First, I do NOT consider myself a pro in the SW security field whatsoever, but:
I think an important thing is to let the application be dependent in some part(s) on the signature check. Don't let it affect immediately, but let it set some flags or change some values. later on, use those flags, check them, let the absence/incorrectness of them cause an exception of some kind which will terminate the application maybe. As long as the signature check is only relevant at the moment, it is easy to bypass it, to remove the line, once it touches more areas in the code, your application becomes harder (or less easier...) to hack.

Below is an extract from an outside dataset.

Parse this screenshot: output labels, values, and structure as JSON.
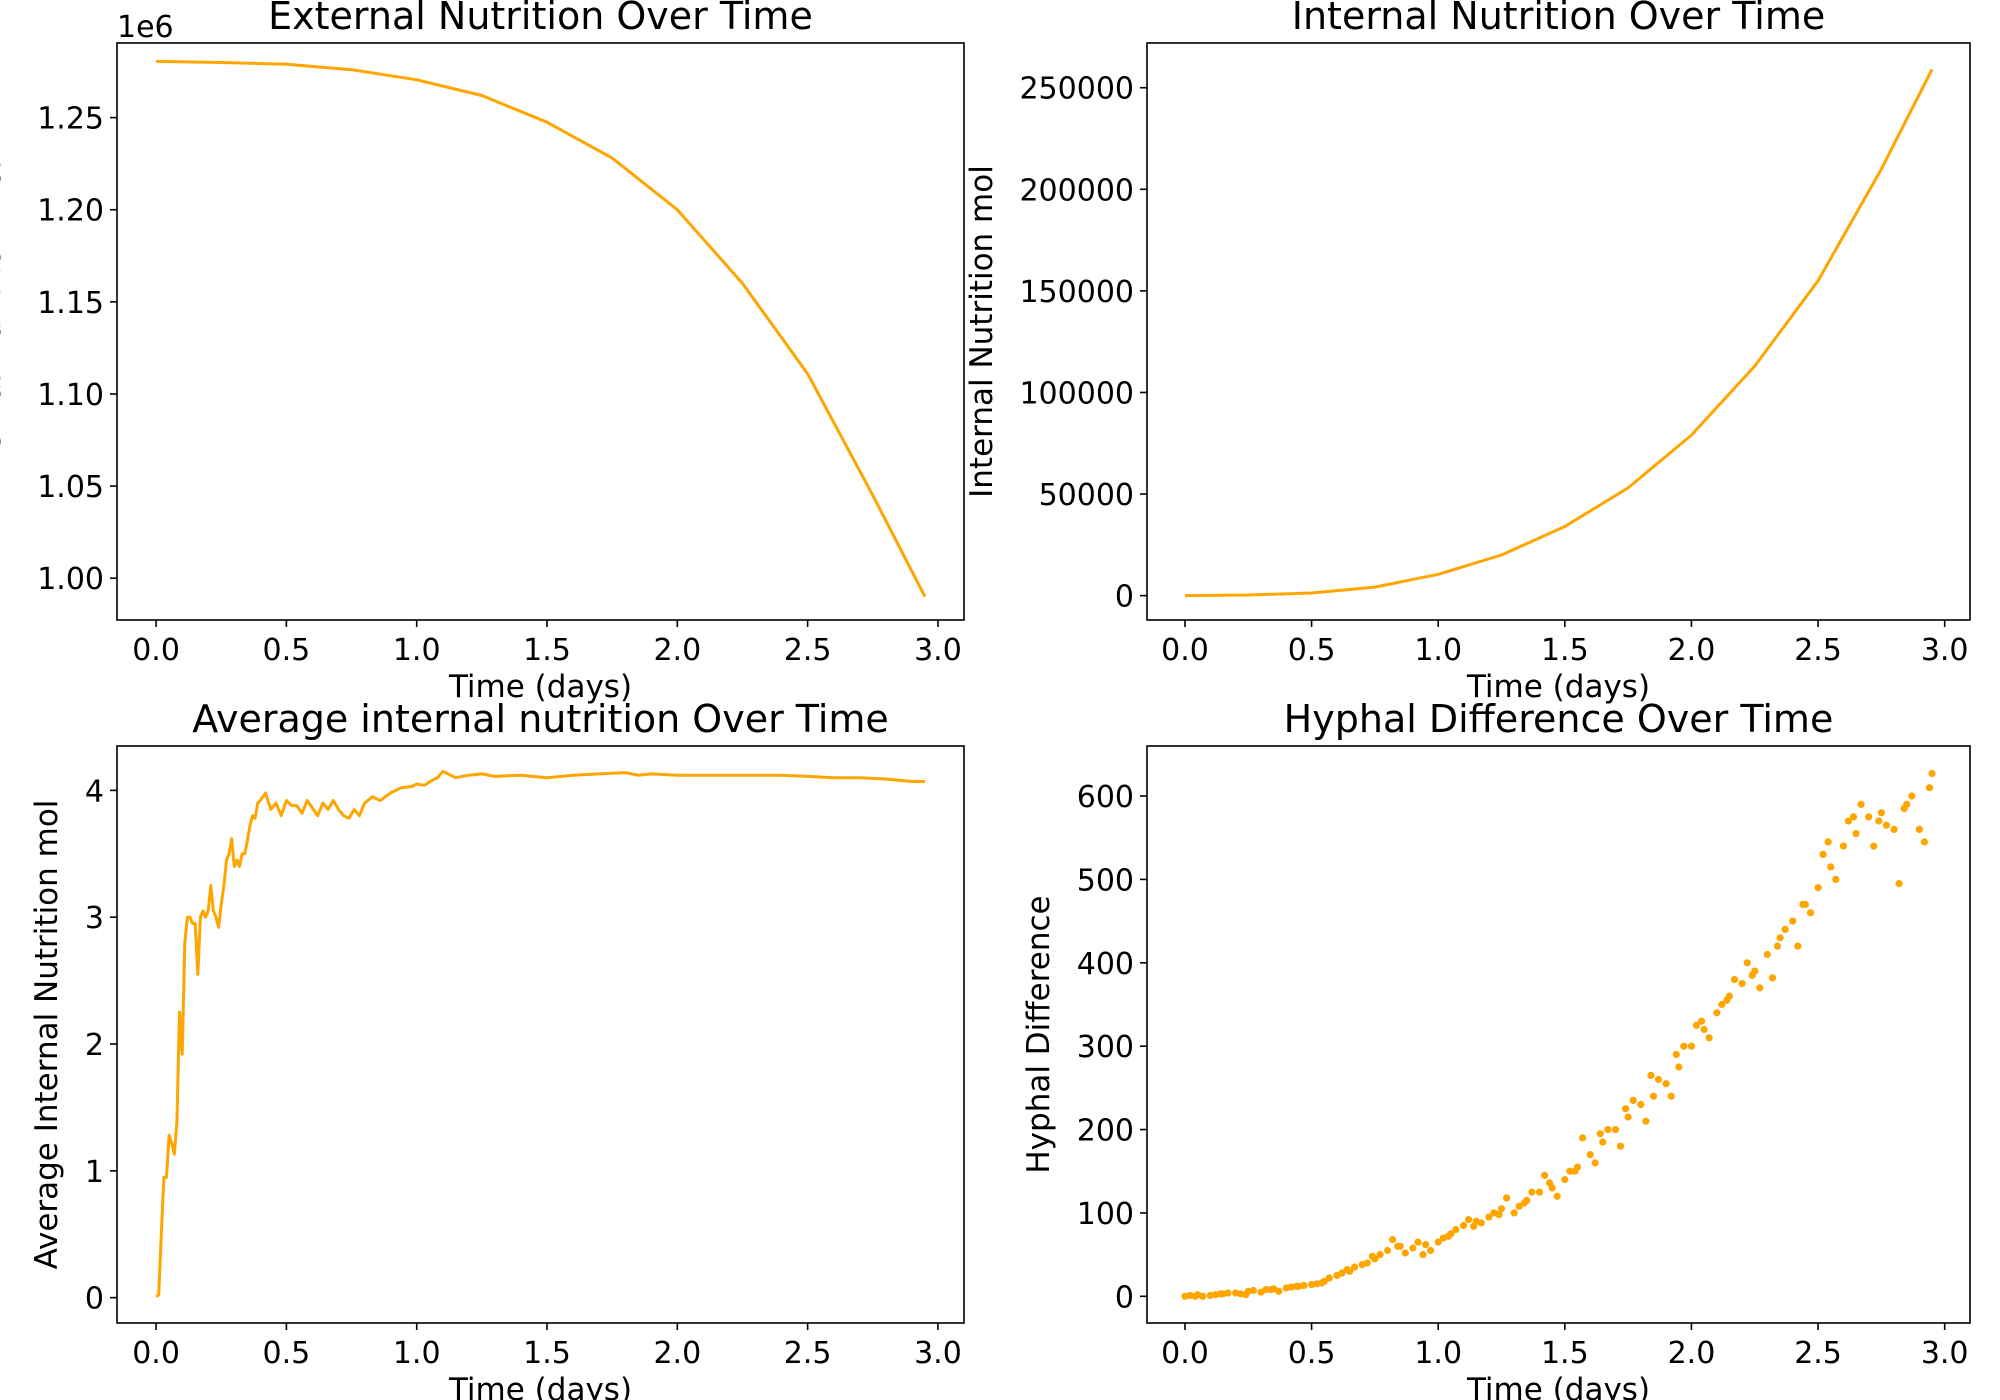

Also as I see it, not all checks should call the same routine for the sanction, because this will also make it easy to find the protection mechanism and terminate it.
Of course, the sanction to take in cases of illegal SW may vary, you might want to crash the application when used illegally, but you might as well want to keep it running, and only send message that asks the user to buy a legal copy of the application.
If this is just what you didn't want to hear, then I'm sorry for your time :)
Android users are just going to have accept the pain of constant phone-homes. The only secure Android app is an always-connected Android app.
This is, in large part, due to Google's refusal to lock-down the installation, like Apple has. On IOS you have to jailbreak the phone. On Android you can load any APK on a stock, factory install.
Keep some/most/all your content on the server; deliver it in chunks; validate the license/session on each call.
It will be incredibly hard to inhibit this kind ov behavior. Anything that is handled on the client-side is hackable using APK decompilation and modding, memory editing with software such as Game Guardian ect.
The only way I can see how partially getting around it, would be to make an online game instead. Or have certain functions handled online. Or if anti-tamper encryption like denuvo ever is available for Android / iOS.